Example of validation pass:
{
"objectType" : "application/cdmiobject",
"objectID" : "00007ED90010D891022876A8DE0BC0FD",
"objectName" : "myDataObject.txt",
"parentURI" : "/sandbox/",
"parentID" : "00007E7F00102E230ED82694DAA975D2",
"domainURI" : "/cdmi_domains/MyDomain/",
"capabilitiesURI" : "/cdmi_capabilities/dataobject/",
"completionStatus" : "Complete",
"mimetype" : "text/plain",
"metadata": {
"cdmi_size" : "37",
"cdmi_validation_schema_provided" : [
"/cdmi_objectid/00007E7F00102E230ED82694DAA975D2"
],
"cdmi_validation_result_provided" : [
"passed"
]
}
}
Example of validation failure:
{
"objectType" : "application/cdmiobject",
"objectID" : "00007ED90010D891022876A8DE0BC0FD",
"objectName" : "myDataObject.txt",
"parentURI" : "/sandbox/",
"parentID" : "00007E7F00102E230ED82694DAA975D2",
"domainURI" : "/cdmi_domains/MyDomain/",
"capabilitiesURI" : "/cdmi_capabilities/dataobject/",
"completionStatus" : "Complete",
"mimetype" : "text/plain",
"metadata": {
"cdmi_size" : "37",
"cdmi_validation_schema_provided" : [
"/cdmi_objectid/00007E7F00102E230ED82694DAA975D2"
],
"cdmi_validation_result_provided" : [
"failed"
],
"cdmi_validation_result_details_provided" : [
"<schema standard-specific output>"
]
}
}
Should you be able to specify separate creation and modification schemas?
Need to add mechanism that validator specifies if the create/modify operation is failed at the HTTP level, or annotated with metadata.
Need to include an example of how to not apply an existing validation to a bulk update without having to delete the validator (e.g. normal transactions continue to be validated, but creates with a metadata flag aren’t validated because we “know” the are already validated).
Media types for schemas seems to be missing.
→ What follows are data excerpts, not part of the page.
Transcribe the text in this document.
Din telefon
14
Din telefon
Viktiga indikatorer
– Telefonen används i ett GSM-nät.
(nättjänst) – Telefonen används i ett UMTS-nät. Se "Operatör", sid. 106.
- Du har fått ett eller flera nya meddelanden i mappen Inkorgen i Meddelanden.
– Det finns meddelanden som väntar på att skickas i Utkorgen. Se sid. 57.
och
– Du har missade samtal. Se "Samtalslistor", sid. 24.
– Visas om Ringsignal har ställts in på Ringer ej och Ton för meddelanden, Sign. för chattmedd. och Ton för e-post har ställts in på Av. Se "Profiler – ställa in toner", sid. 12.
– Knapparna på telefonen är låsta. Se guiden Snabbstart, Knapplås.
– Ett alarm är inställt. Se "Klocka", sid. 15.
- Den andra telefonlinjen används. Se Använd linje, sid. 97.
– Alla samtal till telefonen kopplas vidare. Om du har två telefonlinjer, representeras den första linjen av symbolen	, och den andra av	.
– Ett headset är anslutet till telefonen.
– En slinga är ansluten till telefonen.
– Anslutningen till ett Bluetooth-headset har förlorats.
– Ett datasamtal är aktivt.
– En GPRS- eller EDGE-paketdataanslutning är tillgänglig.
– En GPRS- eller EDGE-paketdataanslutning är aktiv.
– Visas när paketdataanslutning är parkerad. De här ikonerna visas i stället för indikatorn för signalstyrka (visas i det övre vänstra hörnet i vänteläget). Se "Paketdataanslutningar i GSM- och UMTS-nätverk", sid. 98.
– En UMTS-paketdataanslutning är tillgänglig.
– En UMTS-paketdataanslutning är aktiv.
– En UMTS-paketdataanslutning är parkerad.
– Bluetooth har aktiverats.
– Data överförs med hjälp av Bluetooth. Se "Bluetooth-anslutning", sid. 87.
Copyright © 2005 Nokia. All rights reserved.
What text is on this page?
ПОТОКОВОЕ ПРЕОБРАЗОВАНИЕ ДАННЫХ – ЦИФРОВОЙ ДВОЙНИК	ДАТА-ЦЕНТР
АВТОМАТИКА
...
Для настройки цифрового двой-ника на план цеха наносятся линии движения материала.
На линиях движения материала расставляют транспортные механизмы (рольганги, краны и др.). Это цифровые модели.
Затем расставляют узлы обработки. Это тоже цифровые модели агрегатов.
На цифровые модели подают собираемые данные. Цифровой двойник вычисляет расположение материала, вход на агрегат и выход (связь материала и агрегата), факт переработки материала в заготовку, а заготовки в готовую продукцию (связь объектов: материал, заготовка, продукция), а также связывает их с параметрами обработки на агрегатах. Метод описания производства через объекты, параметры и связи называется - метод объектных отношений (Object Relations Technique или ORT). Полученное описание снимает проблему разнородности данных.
Should we be requesting these be added to the IANA registry? https://www.iana.org/assignments/media-types/media-types.xhtml
application/schema+xml application/json+xml See https://github.com/orgs/json-schema-org/discussions/198
Do we need containers, where the contents of the container is based on a query scope? E.g. show me all jobs?
Provide some guidance around the two ways of allowing validators to be created (mirroring what is currently done for queries)
- Specify, via capabilities, a container where validators are allowed to be created.
- Allow validators to be created inline in the namespace in any location.
If you have an validator that matches against external objects (e.g. via path). If that path is deleted, the validator will not match against any objects.
Queries have been implemented in-namespace.
But most implementations of jobs are in a dedicated namespace. I would expect the same for validators and transforms.
We should write some implementation guidance for special objects (query, jobs, validators, etc). We may want to provide some guidance for how to map these into jobs.
Also should write about using CDMI queues as source points and sink points for streaming processing, e.g. Kafka, mqtt, etc. Those require exports.
Add note about using query queues to have a running list of all objects that fail validation. Provide example.
E.g. Web form submit to container, validator checks form against schema, query queue finds all objects where validation fails, export on query queue to Kafka, Kafka endpoint sends e-mail telling submitter to fix their submission.